Anyone else having job engine issues affecting polling.

We are on version 2023.2.0

What we have noticed since upgrading to this version is an issue where suddenly interface start to drop out of polling. Then randomly devices bounce in and out of polling. Then Agents start to disconnect the monitored servers were not touched. And then we no have unreliable polling because of this.

when I check the job engine logs i see this:

2023-05-25 09:38:45,014 [29] WARN  SolarWinds.JobEngine.AgentSupport.Routing.JobRouterAgentProxy - (null)  Error during 'Clear scm' call. SolarWinds.JobEngine.JobEngineCommunicationException: Unable to communicate with agent JobEngine on endpoint 6fb9d5fd-4531-4c6a-96a4-55e919fc12cc. Response to message 'Clear' was not received in '00:02:00'.

This is from top to bottom of the logs with a few other random warnings in between. This is not typical. Usually I look in the job engine and it's always normal operations so to see several logs and all them say the same exact thing on all pollers indicates the job engine is the problem. 

Now I've done a repair on on engine I've been working on. It didn't work.

I cleared the SDF files and had them regenerate. It didn't work. 

I cleared up a whole bunch of agents no longer in use. Cleared up credential issues. etc. I did a good effort on house cleaning. This didn't help.

I'm at a point I'm considering doing a complete clean uninstall on that engine and a reinstall. But kind of skeptical if that will help if the above did not. The Agent messaging service was the service that was having issues as well and that log has a bunch of warnings and errors too. 

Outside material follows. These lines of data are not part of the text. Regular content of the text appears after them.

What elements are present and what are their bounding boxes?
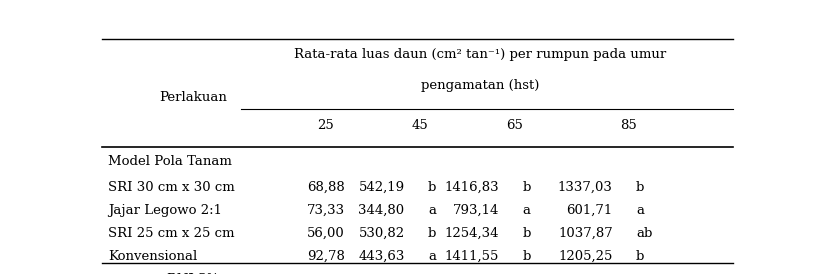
Text: 1037,87: 1037,87 [558, 227, 613, 240]
Text: ab: ab [636, 227, 653, 240]
Text: 73,33: 73,33 [307, 204, 345, 217]
Text: 601,71: 601,71 [567, 204, 613, 217]
Text: pengamatan (hst): pengamatan (hst) [421, 79, 540, 92]
Text: 580,66: 580,66 [606, 273, 652, 274]
Text: SRI 25 cm x 25 cm: SRI 25 cm x 25 cm [108, 227, 234, 240]
Text: b: b [523, 227, 531, 240]
Text: a: a [636, 204, 644, 217]
Text: b: b [523, 181, 531, 193]
Text: 92,78: 92,78 [307, 250, 344, 263]
Text: 793,14: 793,14 [453, 204, 499, 217]
Text: Jajar Legowo 2:1: Jajar Legowo 2:1 [108, 204, 222, 217]
Text: a: a [428, 250, 436, 263]
Text: b: b [523, 250, 531, 263]
Text: 65: 65 [506, 119, 523, 132]
Text: 542,19: 542,19 [358, 181, 405, 193]
Text: b: b [636, 250, 645, 263]
Text: SRI 30 cm x 30 cm: SRI 30 cm x 30 cm [108, 181, 234, 193]
Text: 443,63: 443,63 [358, 250, 405, 263]
Text: BNJ 5%: BNJ 5% [167, 273, 219, 274]
Text: a: a [523, 204, 531, 217]
Text: 1254,34: 1254,34 [444, 227, 499, 240]
Text: b: b [636, 181, 645, 193]
Text: 344,80: 344,80 [358, 204, 405, 217]
Text: b: b [428, 181, 436, 193]
Text: tn: tn [319, 273, 333, 274]
Text: Perlakuan: Perlakuan [160, 91, 227, 104]
Text: b: b [428, 227, 436, 240]
Text: 243,70: 243,70 [492, 273, 538, 274]
Text: a: a [428, 204, 436, 217]
Text: 1337,03: 1337,03 [558, 181, 613, 193]
Text: Rata-rata luas daun (cm² tan⁻¹) per rumpun pada umur: Rata-rata luas daun (cm² tan⁻¹) per rump… [294, 48, 667, 61]
Text: Model Pola Tanam: Model Pola Tanam [108, 155, 232, 168]
Text: 56,00: 56,00 [307, 227, 344, 240]
Text: 184,06: 184,06 [397, 273, 444, 274]
Text: 45: 45 [412, 119, 429, 132]
Text: 68,88: 68,88 [307, 181, 344, 193]
Text: 25: 25 [317, 119, 334, 132]
Text: 1416,83: 1416,83 [444, 181, 499, 193]
Text: 85: 85 [620, 119, 637, 132]
Text: Konvensional: Konvensional [108, 250, 197, 263]
Text: 530,82: 530,82 [358, 227, 405, 240]
Text: 1411,55: 1411,55 [444, 250, 499, 263]
Text: 1205,25: 1205,25 [558, 250, 613, 263]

Same with the collector. It almost seems as if the core polling components are all not working properly. Has anyone had similar issues?

Parents Reply Children
  • thanks Tony, are you aware of a workaround or patch becoming available?

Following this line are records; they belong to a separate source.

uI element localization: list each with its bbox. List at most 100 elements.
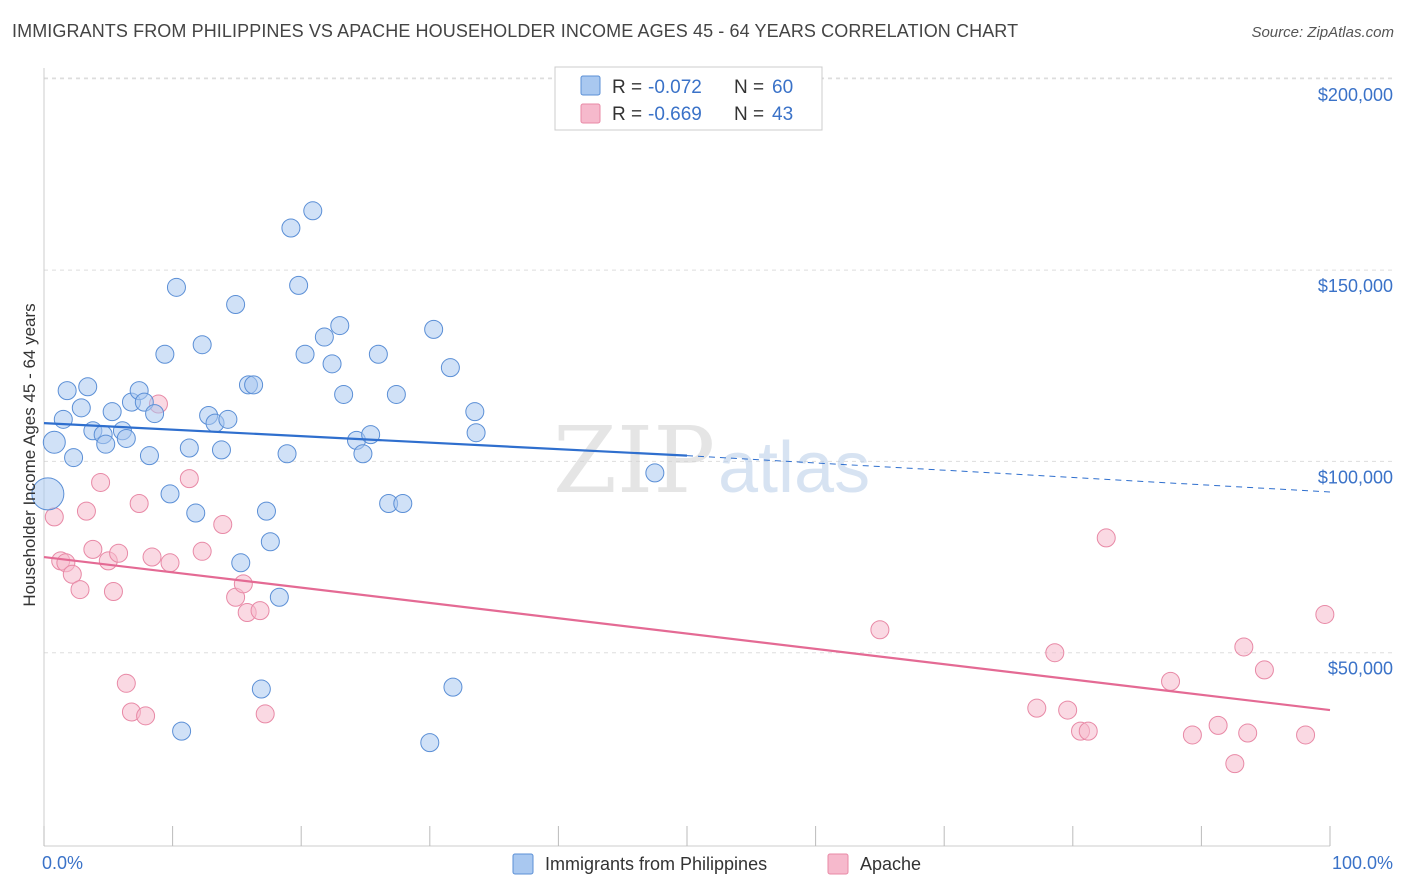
philippines-point-37 (277, 444, 297, 464)
bottom-legend: Immigrants from Philippines Apache (512, 853, 921, 875)
philippines-point-52 (393, 493, 413, 513)
legend-n-value-blue: 60 (772, 77, 793, 98)
legend-r-value-pink: -0.669 (648, 104, 702, 125)
apache-point-17 (160, 553, 180, 573)
apache-point-15 (142, 547, 162, 567)
philippines-point-45 (334, 384, 354, 404)
y-tick-label-3: $200,000 (1318, 85, 1393, 105)
top-legend: R = -0.072 N = 60 R = -0.669 N = 43 (554, 66, 823, 131)
philippines-point-47 (353, 444, 373, 464)
apache-point-13 (129, 493, 149, 513)
philippines-point-5 (71, 398, 91, 418)
apache-point-24 (250, 601, 270, 621)
philippines-point-35 (260, 532, 280, 552)
watermark-atlas: atlas (718, 428, 870, 508)
philippines-point-19 (160, 484, 180, 504)
apache-point-7 (91, 472, 111, 492)
legend-n-label-pink: N = (734, 104, 764, 125)
philippines-point-36 (269, 587, 289, 607)
philippines-point-44 (330, 316, 350, 336)
philippines-point-56 (443, 677, 463, 697)
apache-point-6 (83, 539, 103, 559)
philippines-point-6 (78, 377, 98, 397)
chart-title: IMMIGRANTS FROM PHILIPPINES VS APACHE HO… (12, 21, 1019, 41)
apache-point-4 (70, 580, 90, 600)
apache-point-10 (109, 543, 129, 563)
philippines-point-20 (166, 277, 186, 297)
philippines-point-39 (289, 275, 309, 295)
philippines-point-55 (440, 358, 460, 378)
apache-points (44, 394, 1335, 774)
philippines-point-21 (172, 721, 192, 741)
philippines-trend-extension (686, 455, 1331, 493)
apache-point-41 (1315, 604, 1335, 624)
tick-labels: $50,000 $100,000 $150,000 $200,000 0.0% 100.0… (42, 85, 1393, 873)
apache-point-27 (1027, 698, 1047, 718)
watermark-zip: ZIP (553, 407, 715, 514)
philippines-point-10 (102, 402, 122, 422)
apache-point-36 (1225, 754, 1245, 774)
y-axis-label: Householder Income Ages 45 - 64 years (20, 303, 39, 606)
apache-point-5 (76, 501, 96, 521)
philippines-point-1 (42, 430, 66, 454)
trend-lines (43, 422, 1331, 712)
philippines-point-16 (139, 446, 159, 466)
philippines-point-33 (251, 679, 271, 699)
apache-point-19 (192, 541, 212, 561)
philippines-point-24 (192, 335, 212, 355)
y-tick-label-2: $150,000 (1318, 276, 1393, 296)
legend-r-label-blue: R = (612, 77, 642, 98)
x-tick-label-max: 100.0% (1332, 853, 1393, 873)
philippines-point-51 (386, 384, 406, 404)
apache-point-39 (1254, 660, 1274, 680)
apache-point-40 (1296, 725, 1316, 745)
apache-point-35 (1208, 715, 1228, 735)
philippines-point-32 (244, 375, 264, 395)
apache-point-26 (870, 620, 890, 640)
watermark: ZIP atlas (553, 407, 870, 514)
philippines-point-2 (53, 409, 73, 429)
philippines-point-17 (145, 404, 165, 424)
y-tick-label-1: $100,000 (1318, 467, 1393, 487)
apache-point-34 (1182, 725, 1202, 745)
apache-point-33 (1161, 671, 1181, 691)
philippines-point-3 (57, 381, 77, 401)
apache-point-38 (1238, 723, 1258, 743)
philippines-point-23 (186, 503, 206, 523)
apache-point-20 (213, 515, 233, 535)
bottom-legend-swatch-blue (512, 853, 534, 875)
bottom-legend-label-pink: Apache (860, 854, 921, 874)
philippines-point-42 (314, 327, 334, 347)
legend-r-label-pink: R = (612, 104, 642, 125)
bottom-legend-label-blue: Immigrants from Philippines (545, 854, 767, 874)
philippines-point-18 (155, 344, 175, 364)
philippines-trend-line (43, 422, 688, 457)
philippines-point-28 (218, 409, 238, 429)
x-tick-label-min: 0.0% (42, 853, 83, 873)
philippines-points (31, 201, 665, 753)
philippines-point-41 (303, 201, 323, 221)
philippines-point-34 (256, 501, 276, 521)
philippines-point-49 (368, 344, 388, 364)
legend-r-value-blue: -0.072 (648, 77, 702, 98)
philippines-point-43 (322, 354, 342, 374)
axes (43, 68, 1331, 847)
philippines-point-0 (31, 477, 65, 511)
apache-point-37 (1234, 637, 1254, 657)
apache-trend-line (43, 555, 1331, 712)
apache-point-28 (1045, 643, 1065, 663)
philippines-point-58 (466, 423, 486, 443)
bottom-legend-swatch-pink (827, 853, 849, 875)
philippines-point-59 (645, 463, 665, 483)
apache-point-29 (1058, 700, 1078, 720)
apache-point-32 (1096, 528, 1116, 548)
apache-point-9 (103, 581, 123, 601)
philippines-point-4 (64, 448, 84, 468)
philippines-point-30 (231, 553, 251, 573)
apache-point-22 (233, 574, 253, 594)
philippines-point-29 (226, 295, 246, 315)
legend-n-label-blue: N = (734, 77, 764, 98)
apache-point-18 (179, 469, 199, 489)
legend-n-value-pink: 43 (772, 104, 793, 125)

  • What can be considered a "Large environment" for this to happen?

  • Thanks Tony. I have a ticket with support about this that is currently being investigated by application engineers and your devlop teams. Per support since this was just recently uncovered they don't have answers yet. 

    And mostly because yes the high level problem is issues with polling but different environments are seeing different issues according to support. 

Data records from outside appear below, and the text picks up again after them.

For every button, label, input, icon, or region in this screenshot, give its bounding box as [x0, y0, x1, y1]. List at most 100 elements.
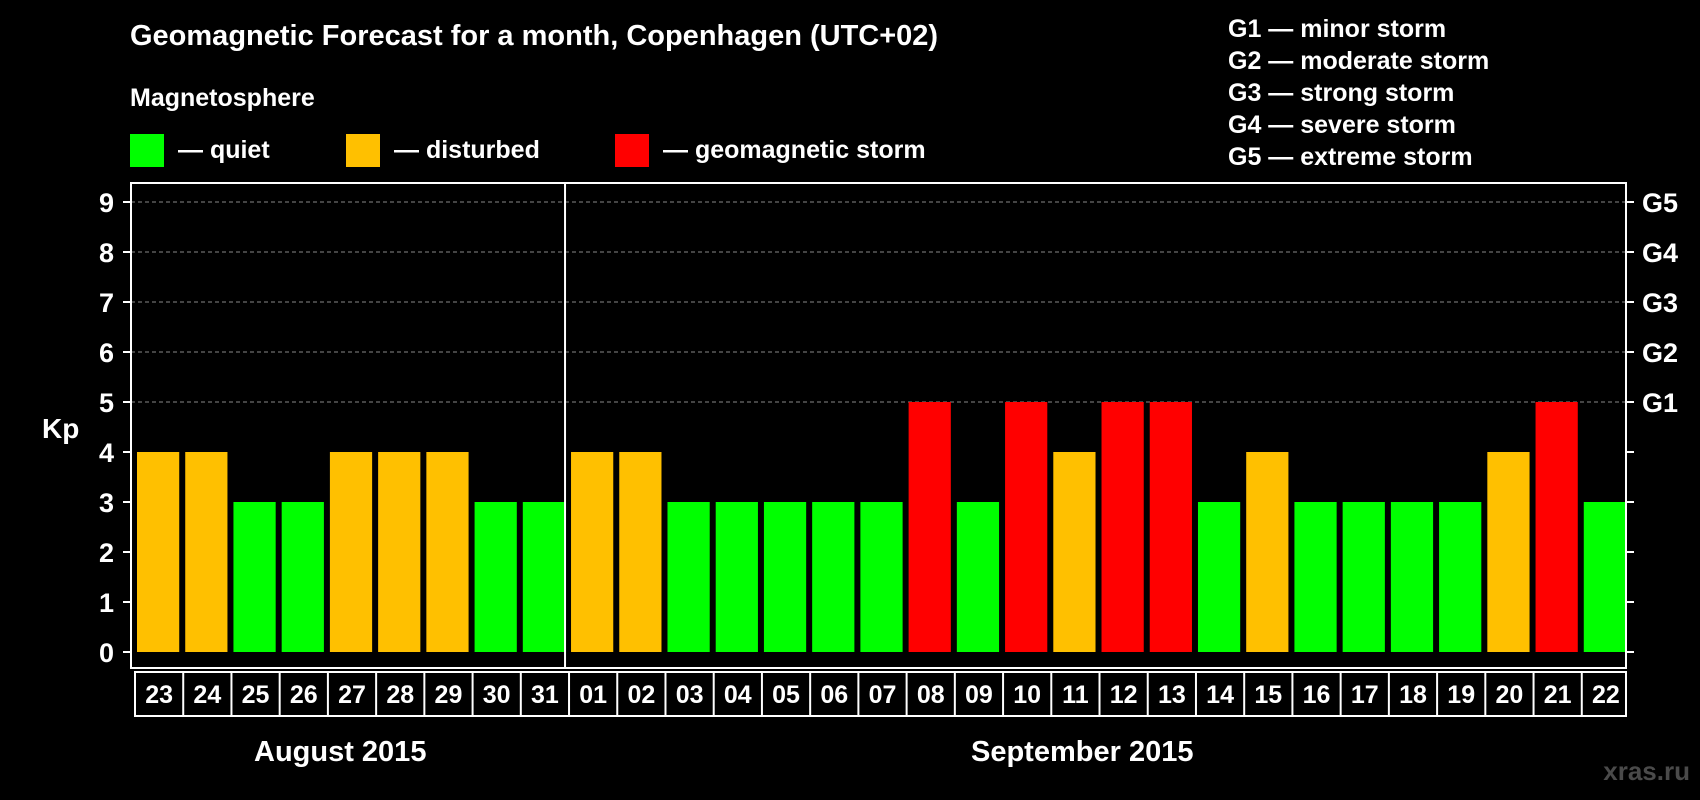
- x-tick-label: 23: [145, 681, 173, 709]
- x-tick-label: 28: [386, 681, 414, 709]
- bar: [378, 452, 421, 652]
- x-tick-label: 11: [1062, 681, 1089, 709]
- x-tick-label: 02: [627, 681, 655, 709]
- month-label-september: September 2015: [971, 736, 1194, 768]
- y-axis-label: Kp: [42, 413, 79, 444]
- x-tick-label: 01: [579, 681, 607, 709]
- bar: [137, 452, 180, 652]
- y-tick-label: 0: [99, 638, 114, 668]
- x-tick-label: 18: [1399, 681, 1427, 709]
- x-tick-label: 31: [531, 681, 559, 709]
- month-label-august: August 2015: [254, 736, 427, 768]
- x-tick-label: 21: [1544, 681, 1572, 709]
- chart-title: Geomagnetic Forecast for a month, Copenh…: [130, 20, 939, 52]
- g-scale-item-g3: G3 — strong storm: [1228, 79, 1455, 107]
- y-tick-label: 4: [99, 438, 114, 468]
- legend-item-quiet: — quiet: [130, 134, 270, 167]
- x-tick-label: 20: [1496, 681, 1524, 709]
- legend-label-disturbed: — disturbed: [394, 136, 540, 164]
- y-tick-label: 3: [99, 488, 114, 518]
- g-scale-item-g5: G5 — extreme storm: [1228, 143, 1473, 171]
- x-tick-label: 09: [965, 681, 993, 709]
- g-level-label: G5: [1642, 188, 1678, 218]
- bar: [426, 452, 469, 652]
- x-tick-label: 19: [1447, 681, 1475, 709]
- x-tick-label: 14: [1206, 681, 1234, 709]
- legend-item-storm: — geomagnetic storm: [615, 134, 926, 167]
- x-tick-label: 17: [1351, 681, 1379, 709]
- x-tick-label: 29: [435, 681, 463, 709]
- plot-frame: [130, 182, 1627, 669]
- g-scale-item-g4: G4 — severe storm: [1228, 111, 1456, 139]
- g-level-label: G1: [1642, 388, 1678, 418]
- x-tick-label: 04: [724, 681, 752, 709]
- legend-title: Magnetosphere: [130, 84, 315, 112]
- bar: [1005, 402, 1048, 652]
- bar: [1439, 502, 1482, 652]
- x-tick-label: 13: [1158, 681, 1186, 709]
- y-tick-label: 1: [99, 588, 114, 618]
- bar: [1246, 452, 1289, 652]
- x-tick-label: 05: [772, 681, 800, 709]
- bar: [1053, 452, 1096, 652]
- g-scale-item-g1: G1 — minor storm: [1228, 15, 1447, 43]
- x-tick-label: 03: [676, 681, 704, 709]
- y-tick-label: 9: [99, 188, 114, 218]
- x-tick-label: 26: [290, 681, 318, 709]
- bar: [860, 502, 903, 652]
- bar: [1583, 502, 1626, 652]
- bar: [619, 452, 662, 652]
- y-tick-label: 6: [99, 338, 114, 368]
- bar: [1390, 502, 1434, 652]
- bar: [667, 502, 710, 652]
- x-tick-label: 27: [338, 681, 366, 709]
- y-tick-label: 2: [99, 538, 114, 568]
- x-tick-label: 10: [1013, 681, 1041, 709]
- bar: [1197, 502, 1241, 652]
- x-tick-label: 22: [1592, 681, 1620, 709]
- bar: [763, 502, 807, 652]
- bar: [474, 502, 517, 652]
- bar: [715, 502, 758, 652]
- x-tick-label: 24: [193, 681, 221, 709]
- legend-swatch-disturbed: [346, 134, 380, 167]
- legend-swatch-storm: [615, 134, 649, 167]
- bar: [1149, 402, 1192, 652]
- x-tick-label: 07: [869, 681, 897, 709]
- legend-item-disturbed: — disturbed: [346, 134, 540, 167]
- bar: [1101, 402, 1144, 652]
- y-tick-label: 8: [99, 238, 114, 268]
- x-tick-label: 06: [820, 681, 848, 709]
- bar: [281, 502, 324, 652]
- bar: [1342, 502, 1385, 652]
- bar: [812, 502, 855, 652]
- x-tick-label: 25: [242, 681, 270, 709]
- g-level-label: G3: [1642, 288, 1678, 318]
- x-tick-label: 15: [1254, 681, 1282, 709]
- bar: [1294, 502, 1337, 652]
- bar: [571, 452, 614, 652]
- bar: [908, 402, 951, 652]
- g-level-label: G4: [1642, 238, 1678, 268]
- bar: [233, 502, 276, 652]
- legend-swatch-quiet: [130, 134, 164, 167]
- y-tick-label: 7: [99, 288, 114, 318]
- g-scale-legend: G1 — minor storm G2 — moderate storm G3 …: [1228, 13, 1489, 173]
- bar: [185, 452, 228, 652]
- site-credit: xras.ru: [1603, 756, 1690, 786]
- date-strip: [134, 671, 1627, 717]
- bar: [1487, 452, 1530, 652]
- g-scale-item-g2: G2 — moderate storm: [1228, 47, 1490, 75]
- legend-label-quiet: — quiet: [178, 136, 270, 164]
- legend-label-storm: — geomagnetic storm: [663, 136, 926, 164]
- x-tick-label: 16: [1303, 681, 1331, 709]
- bar: [329, 452, 373, 652]
- bar: [1535, 402, 1578, 652]
- bar: [956, 502, 1000, 652]
- y-tick-label: 5: [99, 388, 114, 418]
- g-level-label: G2: [1642, 338, 1678, 368]
- x-tick-label: 30: [483, 681, 511, 709]
- bar: [522, 502, 566, 652]
- x-tick-label: 08: [917, 681, 945, 709]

    In our issue specifically, our logs aren't even catching and logging an issue even with the logs adjusted to show everything. It only shows correct functions. But then again some log files where not even being written too and they issue is very strange and weird where for example a device may poll device information like cpu and memory but it won't poll the interfaces then later the interfaces poll but device information won't poll then some pollers just stop polling all together. 

    It's like there are random poll cycles that partially works for some things but then fails. We did notice in our environment that there is alot of events in the event viewer that seem to indicate the worker process of the job engine is crashing. But again no logs back this up. 

    It's a intermittent partially working error that has no reason to it. And the event viewer and system logs have no leads on them. Meaning support has had to setup manual troubleshooting steps to see if we can catch the error as it happens and record it. 

    Support has found several active bug reports internally all related to job engine problems and they have passed them all to developers to see if we can find what the heck is happening. 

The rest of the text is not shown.